I went back through some old repositories and tried fetching models that had "install torch==1.x.x+cpu". I came across eos5505 and eos8ykt and tried fetching these modesl, but received the same error that I currently have when fetching both this model and the other model I am supposed to be testing.

I wonder if we changed the Dockerfile to just say "RUN pip install torch==1.6.0 -f https://download.pytorch.org/whl/torch_stable.html" instead of "RUN pip install torch==1.6.0+cpu -f https://download.pytorch.org/whl/torch_stable.html", if that would fix the error that I am facing (although it would mess with all Windows Users).

GemmaTuron commented 1 year ago

Hi @karthikjetty

Can you try the following: Download the repository in your system (via git clone) change the installation instructions and try it with the --repo-path flag, to make sure your proposed solution works in your system.

@pauline-banye if we do not add the +cpu it does not work on linux right?

paulinebanye commented 1 year ago

Hi

Hi @karthikjetty

Can you try the following: Download the repository in your system (via git clone) change the installation instructions and try it with the --repo-path flag, to make sure your proposed solution works in your system.

@pauline-banye if we do not add the +cpu it does not work on linux right?

Hi @GemmaTuron, during the initial testing stage, I did not add the +cpu, it is actually not specified in the original code either so it might function without it.

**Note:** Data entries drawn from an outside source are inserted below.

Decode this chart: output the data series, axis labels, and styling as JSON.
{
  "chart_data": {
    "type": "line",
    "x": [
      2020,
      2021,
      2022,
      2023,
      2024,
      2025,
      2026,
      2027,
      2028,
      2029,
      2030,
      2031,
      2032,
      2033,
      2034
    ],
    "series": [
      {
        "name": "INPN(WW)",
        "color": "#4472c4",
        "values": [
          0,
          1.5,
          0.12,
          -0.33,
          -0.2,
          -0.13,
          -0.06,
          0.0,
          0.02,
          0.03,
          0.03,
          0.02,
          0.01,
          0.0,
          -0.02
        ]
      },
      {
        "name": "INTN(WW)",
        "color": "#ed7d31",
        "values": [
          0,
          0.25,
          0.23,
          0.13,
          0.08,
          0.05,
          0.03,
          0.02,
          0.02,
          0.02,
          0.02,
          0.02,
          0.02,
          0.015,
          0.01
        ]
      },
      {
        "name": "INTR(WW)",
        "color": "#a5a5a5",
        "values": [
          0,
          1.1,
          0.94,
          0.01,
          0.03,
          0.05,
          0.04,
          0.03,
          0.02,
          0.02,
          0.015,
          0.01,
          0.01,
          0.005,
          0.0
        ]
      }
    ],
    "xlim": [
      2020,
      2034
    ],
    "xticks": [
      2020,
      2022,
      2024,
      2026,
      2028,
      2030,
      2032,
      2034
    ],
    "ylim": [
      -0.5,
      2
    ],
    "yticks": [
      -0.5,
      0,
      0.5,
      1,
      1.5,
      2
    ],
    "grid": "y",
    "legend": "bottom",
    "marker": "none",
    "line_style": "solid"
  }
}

I haven't tested the code without it recently.

GemmaTuron commented 1 year ago

can you try it without @pauline-banye and let me know if in your system is required the cpu flag?

@DhanshreeA and @carcablop can you recall which other models needed the +cpu flag? so we can test if they have the same problem in Karthik's system - this will be a mac wide issue then

paulinebanye commented 1 year ago

can you try it without @pauline-banye and let me know if in your system is required the cpu flag?

@DhanshreeA and @carcablop can you recall which other models needed the +cpu flag? so we can test if they have the same problem in Karthik's system - this will be a mac wide issue then

Hi @GemmaTuron , it works without the +cpu flag. I was able to run the codes successfully within the local environment and the Ersilia CLI. eos74bo_fetch.log

carcablop commented 1 year ago

Hi @GemmaTuron For reference, I remember that the eos5505 model has the +cpu flag. https://github.com/ersilia-os/eos5505/blob/main/Dockerfile#L7

GemmaTuron commented 1 year ago

@karthikjetty can you please test eos5505 and let us know if you have the same issue with SKLearn?

Thanks!

carcablop commented 1 year ago

In the eos22io model, the cpu is also specified in this way to install pytorch: https://github.com/ersilia-os/eos22io/blob/main/Dockerfile#L10 I wonder if this could also fail for @karthikjetty .

DhanshreeA commented 1 year ago

@GemmaTuron all the ImageMol models have the cpu flag:

@karthikjetty I'm guessing none of these work on your Mac?

karthikjetty commented 1 year ago

Yeah. I will try the repo cloning solution once I can run Ersilia on my system. Meanwhile, maybe another mac user can test the models and see if they get the same error.

Also, before my Ersilia system failed, I looked through the models and tested eos5505 (since it had the +cpu) and it failed.